Solve Gauss's Law for D: Electric Displacement of Sphere with Polarization kr

[fayled]

Homework Statement

We have a sphere with a polarization kr. I need to show that the electric displacement D=0 everywhere.

Homework Equations

∫_{closed surface}D.dS=q_free

The Attempt at a Solution

q_free=0 everywhere so the flux of D is zero everywhere. Clearly D=0 everywhere does solve this, but so could possibly many other things - how do I show D=0 is the solution? This is a very niggly and annoying to think about! Thanks for any help.

 

[ShayanJ]

You only need to consider the spherical symmetry. Because of that, D is radial and can only depend on r and because you're integrating on a sphere, you're not integrating w.r.t. r and so the integrand is a constant.So we have \int D \hat{r}\cdot dS\hat r=0 \Rightarrow D\int dS=0 \Rightarrow D 4 \pi R^2=0 \Rightarrow D=0.

 

[fayled]

You only need to consider the spherical symmetry. Because of that, D is radial and can only depend on r and because you're integrating on a sphere, you're not integrating w.r.t. r and so the integrand is a constant.So we have \int D \hat{r}\cdot dS\hat r=0 \Rightarrow D\int dS=0 \Rightarrow D 4 \pi R^2=0 \Rightarrow D=0.

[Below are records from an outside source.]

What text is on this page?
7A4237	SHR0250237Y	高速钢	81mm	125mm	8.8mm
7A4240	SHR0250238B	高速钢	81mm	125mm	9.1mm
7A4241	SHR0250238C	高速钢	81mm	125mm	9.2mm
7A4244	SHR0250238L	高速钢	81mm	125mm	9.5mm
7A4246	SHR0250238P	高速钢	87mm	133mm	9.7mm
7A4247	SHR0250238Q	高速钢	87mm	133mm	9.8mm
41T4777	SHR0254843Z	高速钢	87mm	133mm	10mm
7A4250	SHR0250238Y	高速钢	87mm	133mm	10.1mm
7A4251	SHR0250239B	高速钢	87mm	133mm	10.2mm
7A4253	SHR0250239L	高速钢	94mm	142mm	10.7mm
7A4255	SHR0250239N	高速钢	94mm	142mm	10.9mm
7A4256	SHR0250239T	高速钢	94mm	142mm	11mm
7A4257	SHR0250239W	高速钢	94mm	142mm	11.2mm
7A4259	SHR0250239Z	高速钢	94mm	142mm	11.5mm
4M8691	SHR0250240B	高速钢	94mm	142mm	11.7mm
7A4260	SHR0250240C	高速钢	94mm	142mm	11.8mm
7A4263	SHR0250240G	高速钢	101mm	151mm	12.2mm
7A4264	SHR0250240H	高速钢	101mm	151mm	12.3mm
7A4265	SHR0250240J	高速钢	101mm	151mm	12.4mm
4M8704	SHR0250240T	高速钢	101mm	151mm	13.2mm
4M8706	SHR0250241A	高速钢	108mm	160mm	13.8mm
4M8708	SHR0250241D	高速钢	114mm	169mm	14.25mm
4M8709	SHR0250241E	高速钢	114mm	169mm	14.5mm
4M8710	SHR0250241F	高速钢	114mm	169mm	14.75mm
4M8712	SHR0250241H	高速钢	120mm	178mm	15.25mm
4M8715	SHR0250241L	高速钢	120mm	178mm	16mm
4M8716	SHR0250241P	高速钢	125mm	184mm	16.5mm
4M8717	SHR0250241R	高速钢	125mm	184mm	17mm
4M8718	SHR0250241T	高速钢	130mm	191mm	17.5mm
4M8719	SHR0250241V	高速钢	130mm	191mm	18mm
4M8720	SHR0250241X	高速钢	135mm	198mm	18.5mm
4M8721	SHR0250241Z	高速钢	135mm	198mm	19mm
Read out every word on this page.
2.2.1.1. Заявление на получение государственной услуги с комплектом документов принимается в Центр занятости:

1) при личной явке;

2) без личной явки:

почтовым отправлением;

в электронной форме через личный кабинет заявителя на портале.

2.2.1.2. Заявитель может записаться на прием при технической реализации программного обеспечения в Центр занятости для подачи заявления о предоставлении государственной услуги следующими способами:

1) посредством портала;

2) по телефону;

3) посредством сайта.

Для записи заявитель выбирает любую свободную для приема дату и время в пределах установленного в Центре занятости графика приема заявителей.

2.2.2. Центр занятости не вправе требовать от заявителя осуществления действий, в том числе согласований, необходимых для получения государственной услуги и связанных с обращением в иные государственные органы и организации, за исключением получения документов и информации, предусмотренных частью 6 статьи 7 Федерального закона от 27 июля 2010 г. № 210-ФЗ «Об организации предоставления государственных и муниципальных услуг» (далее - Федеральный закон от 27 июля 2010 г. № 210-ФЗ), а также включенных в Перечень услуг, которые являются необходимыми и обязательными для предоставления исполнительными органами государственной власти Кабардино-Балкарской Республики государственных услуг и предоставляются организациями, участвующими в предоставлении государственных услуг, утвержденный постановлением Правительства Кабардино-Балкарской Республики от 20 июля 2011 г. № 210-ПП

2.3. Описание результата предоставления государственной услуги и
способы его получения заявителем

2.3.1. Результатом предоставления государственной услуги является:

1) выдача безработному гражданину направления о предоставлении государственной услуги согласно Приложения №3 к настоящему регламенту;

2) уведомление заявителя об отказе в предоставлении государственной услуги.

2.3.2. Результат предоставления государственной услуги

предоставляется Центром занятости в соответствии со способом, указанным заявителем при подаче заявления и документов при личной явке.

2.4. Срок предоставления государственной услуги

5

Ah that was a bit silly of me, thanks.

Another question regarding the D field. My book says that in a homogenous linear dielectric, ∇.D=ρ_f (free charge density) and ∇xD=0 (I'm fine with that). Then it says D can be found from the free charge just as though the dielectric were not there so D=ε₀E_vac (where E_vac is the field the same free charge distribution would produce in the absence of any dielectric). Then it goes on from here to prove that in such a medium, the vacuum field is reduced by a factor of the relative permittivity, which I'm fine with. I really don't get the reasoning behind the jump from the divergence and curl to D being found as though no dielectric were there. It sort of comes after a discussion about the parallel between E and D.